Call him Ripper Anderson. He ran with such confidence, on one long carry he was run out of bounds on the Dallas sideline, then comically plopped down on the Cowboys bench for a breather, bracketed by two startled offensive linemen.
It was not supposed to go this way. Dallas was going to gobble up the clock, keep the high-octane Rams offense standing on the sideline with hands on hips and grind out the Cowboys’ first second-round victory since the 1995 season.
But the Rams offensive line had something else in mind. That unit — Andrew Whitworth, Rodger Saffold, John Sullivan, Austin Blythe and Rob Havenstein — blew open Texas-sized holes in a Dallas defense that limited the top-ranked Seattle running game to 73 yards in a wild-card win. That was less than half the Seahawks’ 160-yard average.

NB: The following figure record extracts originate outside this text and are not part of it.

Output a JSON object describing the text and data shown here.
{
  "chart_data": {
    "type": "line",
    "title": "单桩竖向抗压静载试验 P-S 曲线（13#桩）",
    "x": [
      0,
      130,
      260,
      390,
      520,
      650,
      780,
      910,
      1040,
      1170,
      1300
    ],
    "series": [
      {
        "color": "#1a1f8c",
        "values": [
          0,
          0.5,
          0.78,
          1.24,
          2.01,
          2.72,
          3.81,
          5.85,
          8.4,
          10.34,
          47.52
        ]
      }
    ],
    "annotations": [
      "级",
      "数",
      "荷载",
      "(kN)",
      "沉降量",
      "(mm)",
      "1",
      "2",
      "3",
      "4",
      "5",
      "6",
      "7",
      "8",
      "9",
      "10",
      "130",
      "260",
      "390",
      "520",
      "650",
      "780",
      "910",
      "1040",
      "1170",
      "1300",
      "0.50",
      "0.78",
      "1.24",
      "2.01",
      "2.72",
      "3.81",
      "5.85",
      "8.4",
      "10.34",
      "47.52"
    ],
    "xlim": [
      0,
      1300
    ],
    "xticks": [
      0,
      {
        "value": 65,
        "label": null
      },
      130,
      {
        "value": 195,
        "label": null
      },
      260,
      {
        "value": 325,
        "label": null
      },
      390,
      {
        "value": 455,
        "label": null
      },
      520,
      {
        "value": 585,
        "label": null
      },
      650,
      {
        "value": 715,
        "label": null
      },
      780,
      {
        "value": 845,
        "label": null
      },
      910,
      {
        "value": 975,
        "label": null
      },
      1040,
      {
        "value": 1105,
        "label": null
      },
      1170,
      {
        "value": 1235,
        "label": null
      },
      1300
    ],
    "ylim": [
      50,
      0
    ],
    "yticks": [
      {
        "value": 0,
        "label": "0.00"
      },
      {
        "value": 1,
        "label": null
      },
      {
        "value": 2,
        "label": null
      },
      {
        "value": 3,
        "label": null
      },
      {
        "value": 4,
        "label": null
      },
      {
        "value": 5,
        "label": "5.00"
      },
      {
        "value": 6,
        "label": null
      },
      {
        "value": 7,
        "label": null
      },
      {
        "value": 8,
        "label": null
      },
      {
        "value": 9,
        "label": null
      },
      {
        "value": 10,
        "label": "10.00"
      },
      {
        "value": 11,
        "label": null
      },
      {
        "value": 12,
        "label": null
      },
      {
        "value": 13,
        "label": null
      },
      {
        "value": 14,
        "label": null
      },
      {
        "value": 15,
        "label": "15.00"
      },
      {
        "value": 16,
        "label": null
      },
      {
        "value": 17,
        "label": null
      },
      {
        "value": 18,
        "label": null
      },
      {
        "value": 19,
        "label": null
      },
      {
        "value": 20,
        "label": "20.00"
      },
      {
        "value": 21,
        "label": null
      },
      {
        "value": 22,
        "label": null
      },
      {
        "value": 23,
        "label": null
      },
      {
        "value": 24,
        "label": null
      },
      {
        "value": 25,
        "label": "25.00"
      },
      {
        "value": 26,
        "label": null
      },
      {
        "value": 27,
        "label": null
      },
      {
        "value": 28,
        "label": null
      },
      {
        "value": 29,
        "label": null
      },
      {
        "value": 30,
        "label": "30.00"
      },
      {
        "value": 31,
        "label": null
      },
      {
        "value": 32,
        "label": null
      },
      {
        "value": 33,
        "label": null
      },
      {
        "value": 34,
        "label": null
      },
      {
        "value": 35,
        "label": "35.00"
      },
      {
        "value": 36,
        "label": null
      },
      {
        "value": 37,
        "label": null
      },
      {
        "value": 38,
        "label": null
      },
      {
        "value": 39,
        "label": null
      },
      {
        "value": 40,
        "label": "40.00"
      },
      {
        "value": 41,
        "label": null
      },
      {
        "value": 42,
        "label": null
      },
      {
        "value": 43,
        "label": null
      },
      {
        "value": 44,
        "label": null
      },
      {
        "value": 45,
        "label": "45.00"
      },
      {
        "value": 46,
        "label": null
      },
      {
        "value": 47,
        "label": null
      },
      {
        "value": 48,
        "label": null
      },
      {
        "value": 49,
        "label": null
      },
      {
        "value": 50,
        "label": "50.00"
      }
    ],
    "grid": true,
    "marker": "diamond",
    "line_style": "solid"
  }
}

“When we watched the tape and were getting ready for [the Cowboys], we felt we were going to be able to come out and execute exactly how we did tonight,” Sullivan said. “Whereas everybody is happy the game went the way it did, nobody is surprised. We expected to go do that.”
The Rams rushed for 170 yards in the first half, the most the Cowboys have surrendered in a half since at least 2000. Coming into Saturday night, 178 yards were the most Dallas had given up on the ground in a game.
L.A. made the Cowboys defensive front look as soft as the rain-soaked turf. Actually, the field itself wasn’t as slippery or loose as it might have been, but the sidelines were as muddy as Woodstock.
Anderson has been an unbelievable find for the Rams, picked up after Gurley was injured in the Week 15 loss to Philadelphia. He ran for 167 and 132 yards in the final two games, against Arizona and San Francisco, and most important afforded the Rams the luxury of letting Gurley recover.
Saturday night, Anderson was like the butt end of a swinging log, lowering his shoulder and blasting into tacklers with punishing abandon.
If Gurley had any rust, it sloughed off quickly, as he glided his way to a 35-yard touchdown run late in the first half.
It was only a couple of years ago that the Rams had the worst offensive line in the league, or close to it. The problems ran deep and seemed like they would take years to fix.
Then, in with the McVay regime came Whitworth and Sullivan, who sparked a dramatic revival, coupled with a retooled offense that played to the strengths of Gurley and quarterback Jared Goff. The turnaround was dramatic and almost inexplicable.
This season, the Rams had the rare distinction of the same five starters throughout the season. That’s a huge component of success.
The Fox broadcasters noted that Whitworth, Saffold and Sullivan had more than 400 starts among them, yet a combined total of one playoff victory. Whitworth, who spent the bulk of his career in Cincinnati, came into the Cowboys game 0-7 in the postseason.
Now, the Rams are one win away from the Super Bowl.
“This is my first playoff win ever,” receiver Josh Reynolds said, shaking his head.